Q4. What is the difference between Tensor Parallelism and Pipeline Parallelism?
Tensor Parallelism splits a single layer across multiple GPUs, while Pipeline Parallelism places different layers on different GPUs. TP optimizes latency, while PP optimizes throughput.
Q5. What is the principle behind Speculative Decoding?
A small model quickly generates (speculates) multiple tokens, and a large model verifies them all at once. Only verified tokens are accepted, improving speed while maintaining quality.
Q6. What does the gpu-memory-utilization parameter control?
It controls the proportion of GPU memory allocated to KV Cache. At 0.9, up to 90% of total GPU memory is used for KV Cache, enabling more concurrent requests to be processed.
Q7. How many GPUs are needed at minimum to serve Llama 3.1 70B on A100 80GB?

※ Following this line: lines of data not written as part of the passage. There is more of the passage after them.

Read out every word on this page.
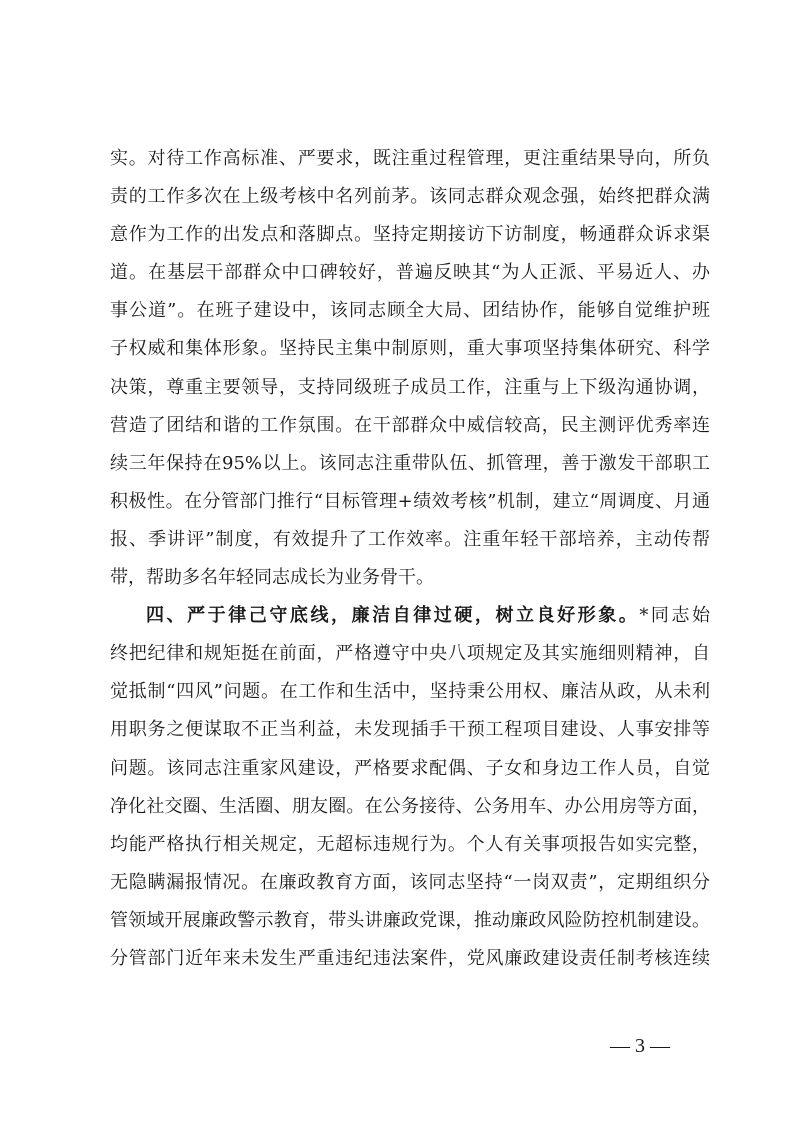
实。对待工作高标准、严要求，既注重过程管理，更注重结果导向，所负
责的工作多次在上级考核中名列前茅。该同志群众观念强，始终把群众满
意作为工作的出发点和落脚点。坚持定期接访下访制度，畅通群众诉求渠
道。在基层干部群众中口碑较好，普遍反映其“为人正派、平易近人、办
事公道”。在班子建设中，该同志顾全大局、团结协作，能够自觉维护班
子权威和集体形象。坚持民主集中制原则，重大事项坚持集体研究、科学
决策，尊重主要领导，支持同级班子成员工作，注重与上下级沟通协调，
营造了团结和谐的工作氛围。在干部群众中威信较高，民主测评优秀率连
续三年保持在95%以上。该同志注重带队伍、抓管理，善于激发干部职工
积极性。在分管部门推行“目标管理+绩效考核”机制，建立“周调度、月通
报、季讲评”制度，有效提升了工作效率。注重年轻干部培养，主动传帮
带，帮助多名年轻同志成长为业务骨干。
四、严于律己守底线，廉洁自律过硬，树立良好形象。*同志始
终把纪律和规矩挺在前面，严格遵守中央八项规定及其实施细则精神，自
觉抵制“四风”问题。在工作和生活中，坚持秉公用权、廉洁从政，从未利
用职务之便谋取不正当利益，未发现插手干预工程项目建设、人事安排等
问题。该同志注重家风建设，严格要求配偶、子女和身边工作人员，自觉
净化社交圈、生活圈、朋友圈。在公务接待、公务用车、办公用房等方面，
均能严格执行相关规定，无超标违规行为。个人有关事项报告如实完整，
无隐瞒漏报情况。在廉政教育方面，该同志坚持“一岗双责”，定期组织分
管领域开展廉政警示教育，带头讲廉政党课，推动廉政风险防控机制建设。
分管部门近年来未发生严重违纪违法案件，党风廉政建设责任制考核连续
— 3 —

At FP16, approximately 140GB is required, so at least 2 GPUs are needed. With AWQ/GPTQ 4-bit quantization, it is possible with just 1 GPU.
Conclusion
vLLM has established itself as the standard tool for LLM inference through PagedAttention, Continuous Batching, and various parallelism strategies. It provides an OpenAI API-compatible server, allowing adoption without changing existing code, and facilitates production deployment in Kubernetes environments.